The Honda crowd has it much easier than we do. They have quite a few more bolt-on kits (and hence parts) available, plus for a smaller-displacement four-banger (at least compared to a 3.0L V6) you are dealing with inherently less airflow and complexity at a given boost level. Look at the other turbo projects on 4dsc and maxima.org and stuff... the plumbing is more involved than for an inline-4, and hence won't ever be as cheap.
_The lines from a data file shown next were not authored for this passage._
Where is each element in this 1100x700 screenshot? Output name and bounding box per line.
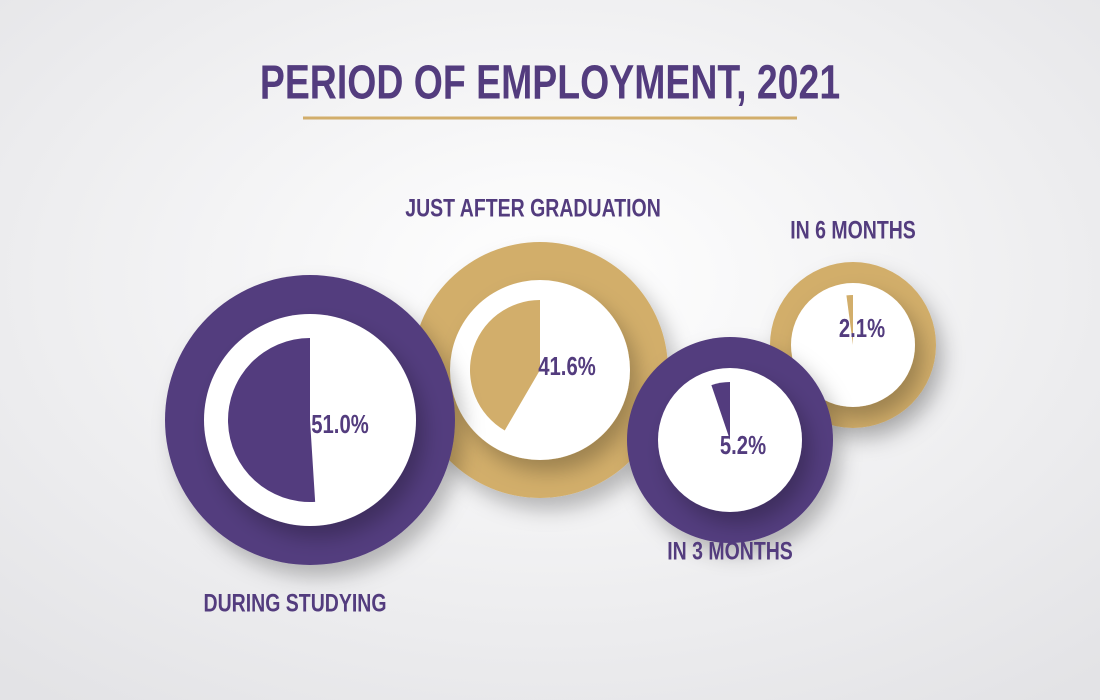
category-label: IN 3 MONTHS [667, 537, 793, 565]
category-label: IN 6 MONTHS [790, 216, 916, 244]
value-label: 5.2% [720, 430, 766, 459]
plot: 41.6% JUST AFTER GRADUATION 2.1% IN 6 MONTH… [165, 194, 936, 617]
value-label: 2.1% [839, 313, 885, 342]
value-label: 41.6% [538, 351, 596, 380]
value-label: 51.0% [311, 409, 369, 438]
wedge [228, 338, 316, 502]
wedge [469, 300, 540, 431]
category-label: DURING STUDYING [204, 589, 387, 617]
wedge [846, 295, 853, 345]
chart-title: PERIOD OF EMPLOYMENT, 2021 [260, 56, 840, 110]
wedge [711, 382, 730, 440]
category-label: JUST AFTER GRADUATION [405, 194, 661, 222]
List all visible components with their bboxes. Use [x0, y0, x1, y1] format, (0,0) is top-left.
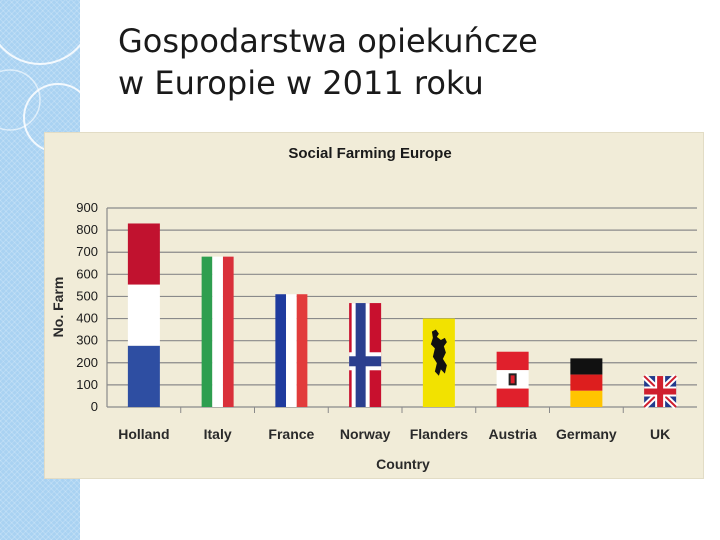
bar-norway	[349, 303, 382, 407]
bar-germany	[570, 358, 603, 407]
slide-title: Gospodarstwa opiekuńcze w Europie w 2011…	[118, 20, 678, 104]
chart-panel: Social Farming Europe 0 100 200 300 400 500 60…	[45, 133, 703, 478]
bar-france	[275, 294, 308, 407]
bar-italy	[201, 256, 234, 407]
slide-title-line-2: w Europie w 2011 roku	[118, 64, 484, 102]
x-tick-label: France	[268, 426, 314, 442]
x-tick-label: Germany	[556, 426, 617, 442]
bar-flanders	[422, 318, 455, 407]
x-tick-label: Holland	[118, 426, 169, 442]
chart-title: Social Farming Europe	[288, 145, 451, 162]
y-tick-label: 0	[91, 399, 98, 414]
bar-uk	[642, 373, 679, 410]
bar-holland	[127, 223, 160, 407]
x-tick-label: Norway	[340, 426, 391, 442]
y-tick-label: 400	[76, 311, 98, 326]
y-tick-label: 300	[76, 333, 98, 348]
y-tick-label: 700	[76, 244, 98, 259]
x-axis-title: Country	[376, 456, 430, 472]
y-tick-label: 500	[76, 288, 98, 303]
slide-title-line-1: Gospodarstwa opiekuńcze	[118, 22, 538, 60]
y-axis-title: No. Farm	[50, 277, 66, 338]
bar-austria	[496, 351, 529, 407]
bar-chart: Social Farming Europe 0 100 200 300 400 500 60…	[50, 145, 697, 472]
y-tick-label: 900	[76, 200, 98, 215]
x-tick-label: Flanders	[410, 426, 469, 442]
x-tick-label: Austria	[489, 426, 537, 442]
y-tick-label: 600	[76, 266, 98, 281]
y-tick-label: 800	[76, 222, 98, 237]
x-tick-label: Italy	[204, 426, 232, 442]
y-tick-label: 100	[76, 377, 98, 392]
x-tick-label: UK	[650, 426, 670, 442]
y-tick-label: 200	[76, 355, 98, 370]
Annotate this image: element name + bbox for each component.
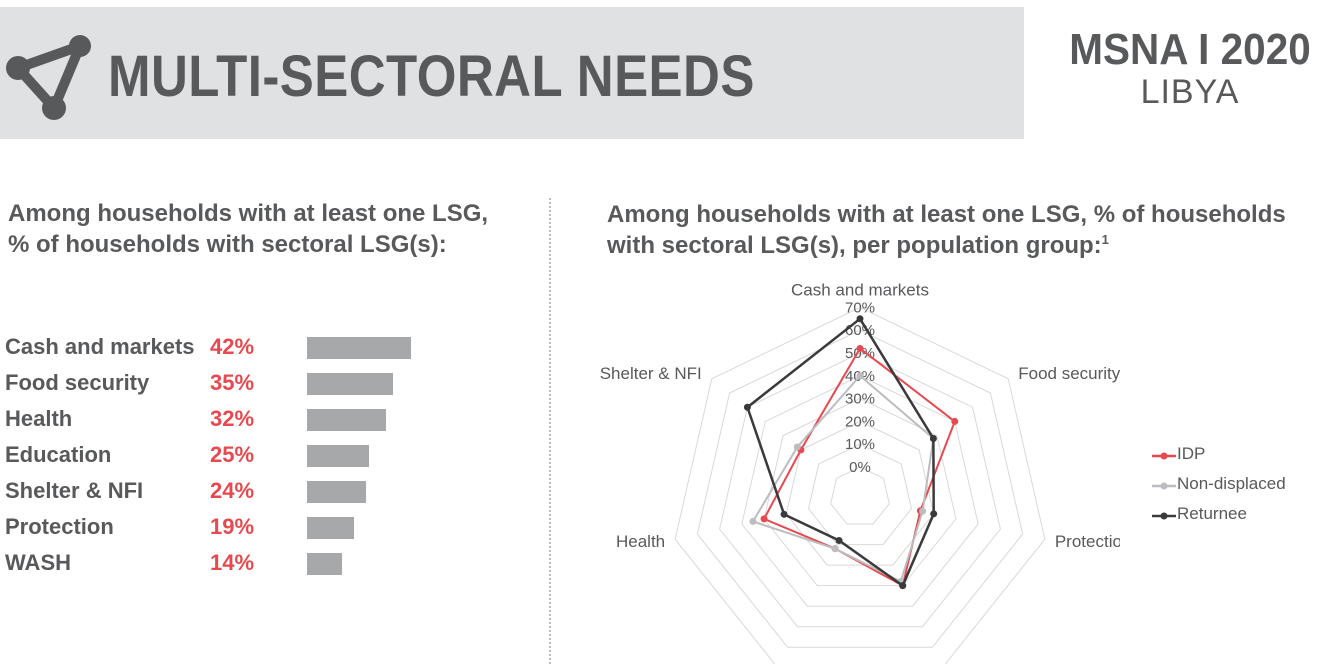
bar — [307, 373, 394, 395]
radar-point — [899, 582, 907, 590]
radar-point — [856, 372, 864, 380]
bar-category-label: Protection — [5, 514, 114, 539]
radar-point — [743, 403, 751, 411]
radar-point — [930, 510, 938, 518]
radar-grid-ring — [763, 398, 957, 587]
legend-label: Non-displaced — [1177, 474, 1286, 493]
left-panel-title: Among households with at least one LSG, … — [8, 198, 528, 260]
bar-row: Protection 19% — [5, 511, 525, 547]
radar-point — [856, 344, 864, 352]
radar-tick-label: 70% — [845, 299, 875, 316]
legend-swatch — [1152, 482, 1176, 490]
bar-row: Education 25% — [5, 439, 525, 475]
radar-point — [835, 536, 843, 544]
bar-category-label: Food security — [5, 370, 150, 395]
bar — [307, 445, 369, 467]
right-title-line-1: Among households with at least one LSG, … — [607, 201, 1286, 228]
left-title-line-2: % of households with sectoral LSG(s): — [8, 231, 447, 258]
radar-grid-ring — [696, 329, 1024, 648]
left-title-line-1: Among households with at least one LSG, — [8, 200, 489, 227]
radar-series-line — [762, 346, 956, 588]
radar-point — [951, 417, 959, 425]
bar-row: Food security 35% — [5, 367, 525, 403]
radar-grid-ring — [807, 443, 913, 546]
bar-category-label: Education — [5, 442, 112, 467]
bar-value-label: 32% — [210, 406, 255, 431]
bar-row: Health 32% — [5, 403, 525, 439]
legend-label: IDP — [1177, 444, 1206, 463]
bar — [307, 517, 354, 539]
radar-grid-ring — [719, 352, 1001, 628]
bar-chart: Cash and markets 42% Food security 35% Healt… — [5, 331, 525, 583]
page-title: MULTI-SECTORAL NEEDS — [108, 44, 755, 109]
radar-point — [793, 443, 801, 451]
bar-category-label: Cash and markets — [5, 334, 195, 359]
bar — [307, 481, 367, 503]
legend-label: Returnee — [1177, 504, 1247, 523]
radar-point — [856, 315, 864, 323]
legend-swatch — [1152, 452, 1176, 460]
header-band: MULTI-SECTORAL NEEDS — [0, 7, 1024, 139]
right-title-line-2: with sectoral LSG(s), per population gro… — [607, 230, 1327, 261]
bar-row: Shelter & NFI 24% — [5, 475, 525, 511]
bar-value-label: 14% — [210, 550, 255, 575]
radar-axis-label: Health — [616, 532, 665, 551]
bar-value-label: 42% — [210, 334, 255, 359]
bar — [307, 409, 387, 431]
radar-axis-label: Food security — [1018, 364, 1120, 383]
radar-axis-label: Cash and markets — [791, 280, 929, 299]
bar — [307, 337, 411, 359]
radar-tick-label: 0% — [849, 459, 871, 476]
radar-point — [929, 434, 937, 442]
radar-tick-label: 30% — [845, 391, 875, 408]
bar-value-label: 35% — [210, 370, 255, 395]
radar-series-line — [751, 374, 935, 583]
bar-category-label: Health — [5, 406, 73, 431]
radar-tick-label: 50% — [845, 345, 875, 362]
bar-row: Cash and markets 42% — [5, 331, 525, 367]
radar-point — [749, 517, 757, 525]
radar-grid-ring — [830, 466, 890, 525]
radar-chart: 0%10%20%30%40%50%60%70%Cash and marketsF… — [600, 280, 1120, 664]
radar-grid-ring — [785, 420, 935, 566]
bar-row: WASH 14% — [5, 547, 525, 583]
legend-swatch — [1152, 512, 1176, 520]
panel-divider — [549, 198, 551, 664]
bar-value-label: 25% — [210, 442, 255, 467]
bar — [307, 553, 342, 575]
radar-grid-ring — [741, 375, 979, 607]
radar-tick-label: 20% — [845, 413, 875, 430]
brand-block: MSNA I 2020 LIBYA — [1050, 25, 1330, 111]
bar-category-label: WASH — [5, 550, 71, 575]
right-title-line-2-text: with sectoral LSG(s), per population gro… — [607, 232, 1102, 259]
bar-value-label: 19% — [210, 514, 255, 539]
radar-point — [831, 545, 839, 553]
radar-point — [760, 515, 768, 523]
bar-value-label: 24% — [210, 478, 255, 503]
brand-main: MSNA I 2020 — [1069, 25, 1311, 74]
footnote-marker: 1 — [1101, 232, 1109, 247]
bar-category-label: Shelter & NFI — [5, 478, 144, 503]
right-panel-title: Among households with at least one LSG, … — [607, 199, 1327, 261]
radar-series-line — [745, 316, 935, 588]
radar-point — [780, 510, 788, 518]
radar-grid-ring — [674, 306, 1046, 664]
radar-point — [919, 507, 927, 515]
radar-tick-label: 60% — [845, 322, 875, 339]
radar-axis-label: Shelter & NFI — [600, 364, 702, 383]
radar-axis-label: Protection — [1055, 532, 1120, 551]
brand-country: LIBYA — [1140, 73, 1240, 111]
network-triangle-icon — [6, 35, 91, 120]
radar-tick-label: 10% — [845, 436, 875, 453]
I doubt the dinky Eclipse turbo will be comfortable, even at 6psi. Have you done the airflow and compressor efficiency calculations (at least!), before you start spending money?


----------



## Matt93SE (Sep 17, 2003)

heh.. right.. you're going to have a SHOIP do the fab work and you're going to get out under $1500?! report back when you're done. I want to see the total damage (literally).


----------



## nismosleeper (Jan 16, 2005)

Alright, my friend is a pretty good welder (i.e. he spends 55+ hours a week fixing cracked construction equipment etc...) He said if i can draw it on autocad he could make it. I think that i'll just get some z31 turbo manifolds and have them fabbed. I have two of the injectors on the way for 40 shipped. ECU which needs to be programmed again on the way for 180 shipped, 80 trim turbo with boost gauge (that's a monster compared to the original dsm one) from a friend for 115. I have to sell more stuff on ebay and I'll get the rest. I'll keep you informed.


----------



## mrkanda (Mar 15, 2004)

How about getting a VG33E engine from the newer Frontier/Pathfinder/Xterra and boring it out and fitting pistons from a Q45 engine in it? I think that has been done before? What would it take to build that up? Would it fit? How about transmissions? Turbo?

Just curious.
Reason is I have an '89 VG that I want to keep forever and mod to perfection.  

-Mrkanda


----------



## nismosleeper (Jan 16, 2005)

mrkanda said:


> How about getting a VG33E engine from the newer Frontier/Pathfinder/Xterra and boring it out and fitting pistons from a Q45 engine in it? I think that has been done before? What would it take to build that up? Would it fit? How about transmissions? Turbo?
> 
> -Mrkanda


well, you will have to either stay with your vg tranny or do a lsd tranny swap (i have all of the parts if you want them.) You can put Q45 pistons in a vg33e, however the compression would be too high to push boost to. I'm sure it has been done. There are very few limitations for the vg series engines, only limitations on the FWD transmissions. Let me know if you want any parts needed to turbo your car.


----------



## Jeff92se (Jul 11, 2003)

You guys done yet? :showpics:


----------



## nismosleeper (Jan 16, 2005)

Jeff92se said:


> You guys done yet? :showpics:


I'm thinkin not...Got fish bish?


----------